For more than a decade, the FCC has been trying to create an open marketplace for set-top boxes by separating the electronic component from system security. It finally succeeded with a mandate, which went into effect July 1, requiring cable operators to provide smart cards to unlock their encryption for subscribers who purchase generic boxes.
The reality has been, however, that few such generic set-top boxes are actually on the market and available to consumers. As a result, most cable subscribers find it easier to rent the box from the cable operator.
The cable operators have argued that a new generation of digital boxes with card slots are more expensive and say they will pass the increased cost to customers. Consumer advocates say operators are using the FCC mandate as another excuse to raise rates.
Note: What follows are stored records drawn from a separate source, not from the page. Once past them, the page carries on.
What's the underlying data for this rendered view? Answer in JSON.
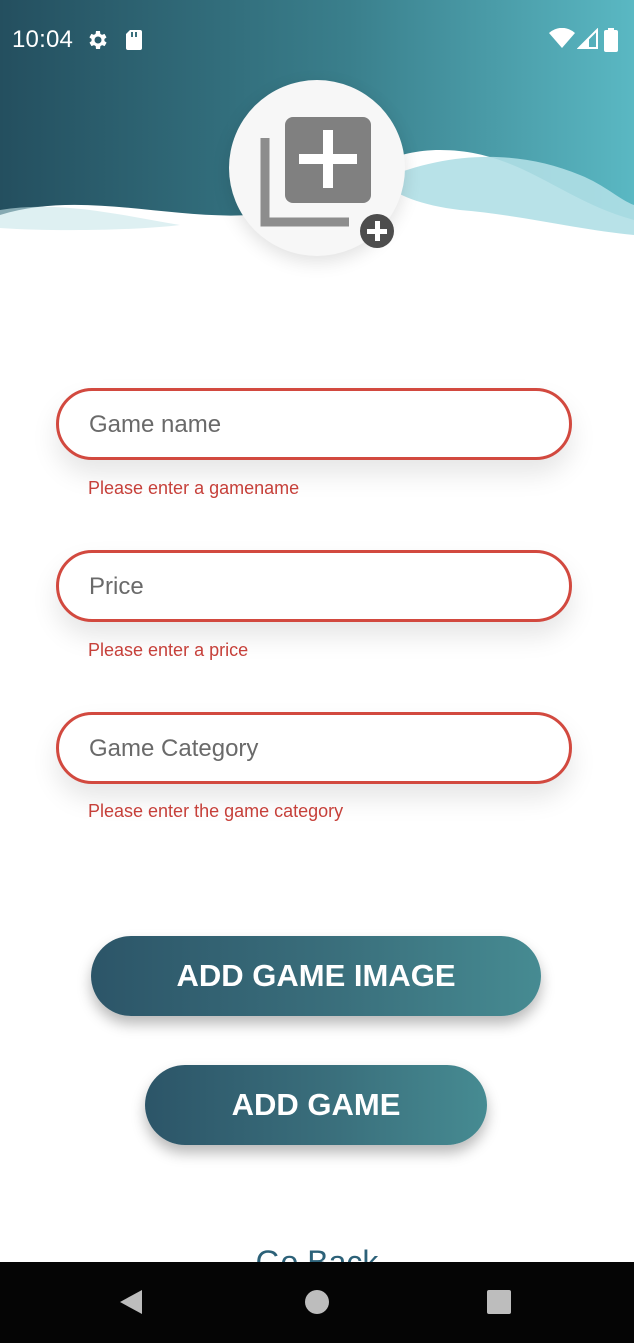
{
  "status_bar": {
    "time": "10:04",
    "icons_left": [
      "settings-icon",
      "sd-card-icon"
    ],
    "icons_right": [
      "wifi-icon",
      "signal-icon",
      "battery-icon"
    ]
  },
  "header": {
    "image_picker_icon": "add-photo-library-icon",
    "colors": {
      "dark_teal": "#2a5a6a",
      "light_teal": "#5ab5c0",
      "wave_light": "#a9dbe2"
    }
  },
  "form": {
    "game_name": {
      "placeholder": "Game name",
      "value": "",
      "error": "Please enter a gamename"
    },
    "price": {
      "placeholder": "Price",
      "value": "",
      "error": "Please enter a price"
    },
    "game_category": {
      "placeholder": "Game Category",
      "value": "",
      "error": "Please enter the game category"
    },
    "error_color": "#c6403a",
    "border_color": "#d2493f"
  },
  "buttons": {
    "add_game_image": "ADD GAME IMAGE",
    "add_game": "ADD GAME",
    "go_back": "Go Back"
  },
  "nav_bar": {
    "icons": [
      "back-triangle-icon",
      "home-circle-icon",
      "recents-square-icon"
    ]
  }
}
Cable industry officials told the Associated Press that even subscribers using older set-top boxes would likely be hit if they decide to spread the cost to all box renters. The industry, however, won’t yet say exactly how much more consumers will pay to rent set-top boxes. It’s also unclear whether the fee increases will apply to cable cards.
Cable trade groups have said consumers would see $2 to $3 more in monthly rental rates for the new boxes, but that doesn’t take into account spreading the cost out to all box-renters.
Comcast is planning to spread out the cost of the new boxes among all cable box renters. The FCC cable card requirement “amounts to an FCC tax of hundreds of millions of dollars on consumers,” Comcast said in a statement.
Alex Dudley, a spokesperson for Time Warner Cable, told the AP it agrees with the cable industry’s stance that the FCC cable card rule is a tax on consumers.
The American Cable Association, which represents 1100 small cable operators, told the AP that its members would charge more for set-top box rentals. “It’s guaranteed,” said Ross Lieberman, vice president of government affairs for the trade group. “We can’t absorb this cost. This rate will be passed along to consumers.”
Late last month, the FCC denied a cable industry petition to delay the mandate. The commission, however, did grant a temporary delay to Verizon, which is deploying its fiber-optic television, phone and Internet service.